My ZFS benchmarking from an iSCSI client has been narrowly focused:
- Large block sequential from testfiles just placed into ARC a few seconds earlier
- Random 4k Q1T1 (extremely latency dependent) to/from ARC using a tiny testfile.
The max I can stuff through a PCIe x4 slot running at PCIe 3.0 speed is 3200MB/s. This is via multipathing across 2x 25Gb links:
For 4k Q1T1 19-20k IOPs is typical… I can twiddle knobs and change drivers and see 22k but it hurts throughput too much:
For benching the rotating rust zpool I’ve run fio
tests immediately after echo 3 > /proc/sys/vm/drop_caches
to prevent cache hits from fouling the test. I also knock out L2ARC with zpool offline rustpool <CACHE_dev_guid>
.
In all of the above I’ve never found measurable benefit from having more than 2 vCPUs assigned to my ZFS host. There are test scenarios where I’ve seen OpenZFS peg a third vCPU to 100% but the numbers were no better.
Well, I’ve finally found a reason to throw more vCPUs at ZFS.
From my client:
fio --filename=\\.\PhysicalDrive7 --name=test --readonly --norandom --rw=read --bs=1M --threads=1 --iodepth=32 --invalidate=1 --direct=0
This generates a continuous sequential big block read against an iSCSI volume that I don’t normally test. The back-end is a sparse file that replaced a zvol.
recordsize
is 32k.
- 2x vCPU - 435 IOPs initial read - 1460 IOPs from ARC - 75ms 99th %ile
- 3x vCPU - 447 IOPs initial read - 1836 IOPs from ARC - 52ms 99th %ile
- 4x vCPU - 470 IOPs initial read - 2080 IOPs from ARC - 41ms 99th %ile
- 5x vCPU - 474 IOPs initial read - 2260 IOPs from ARC - 33ms 99th %ile
- 6x vCPU - 480 IOPs initial read - 2408 IOPs from ARC - 28ms 99th %ile
The above involved three runs for each vCPU count:
- “Initial read” has the client’s
fio
read the entire volume from rotating rust right after a server reboot. This also populates the ZFS ARC which is large enough to hold the entire volume (about 30GB). - “IOPs from ARC” is the average of two additional runs. 100% of this is served from ARC as verified by watching
arcstat
andiostat
in real-time. - 99th percentile latency as reported by
fio
at the end of the two ARC-cached runs (averaged together).

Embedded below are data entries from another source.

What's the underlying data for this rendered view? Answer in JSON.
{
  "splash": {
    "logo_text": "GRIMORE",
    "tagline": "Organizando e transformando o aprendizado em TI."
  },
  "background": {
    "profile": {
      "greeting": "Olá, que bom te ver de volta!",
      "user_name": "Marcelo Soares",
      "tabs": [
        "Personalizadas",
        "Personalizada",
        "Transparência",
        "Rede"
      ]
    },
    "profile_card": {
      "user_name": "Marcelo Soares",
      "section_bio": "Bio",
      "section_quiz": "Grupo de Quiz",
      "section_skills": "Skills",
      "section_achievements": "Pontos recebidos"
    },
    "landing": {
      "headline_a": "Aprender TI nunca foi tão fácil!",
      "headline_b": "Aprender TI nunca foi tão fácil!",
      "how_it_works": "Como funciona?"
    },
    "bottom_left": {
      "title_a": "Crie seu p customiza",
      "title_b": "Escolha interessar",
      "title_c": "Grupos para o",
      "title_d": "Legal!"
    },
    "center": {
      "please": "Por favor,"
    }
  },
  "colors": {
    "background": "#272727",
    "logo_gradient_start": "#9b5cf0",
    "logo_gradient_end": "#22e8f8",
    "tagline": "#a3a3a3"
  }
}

The host has only six physical hyperthreaded cores. Assigning more than this to a single VM is bad juju and contraindicated by Intergalactic Hypervisor Law. But I did it anyway.
For science:
- 7x vCPU - 478 IOPs initial read - 2453 IOPs from ARC - 25ms 99th %ile
Observations/comments:
- This is my first time running benchmarks in this manner. I have a long txg timeout and I’ve boosted
zfs_dirty_data_max
pretty high. So my past benchmarks were basically just reading back a few tens of MBs of whatever was sitting in the current open txg. Here I was reading an entire dataset from ARC well after it’d been committed to disk. - I’m wondering if one aspect of the ongoing zvol performance problem is an inability to parallelize correctly. If so it would explain why > 2 vCPUs was never beneficial. I need to redeploy some zvols and repeat this exercise. For science.
- I want to repeat this with a script on the client that copies all of the volume’s files to NUL instead of using fio against the underlying iSCSI volume. More of a real world test.
- My experimentation with server-side adapter offloads and packet coalescence and such hasn’t yielded much. Now that ZFS is leveraging the CPUs better I want to revisit some of this.
I don’t often read conversations about ZFS and core counts. What are you guys hearing?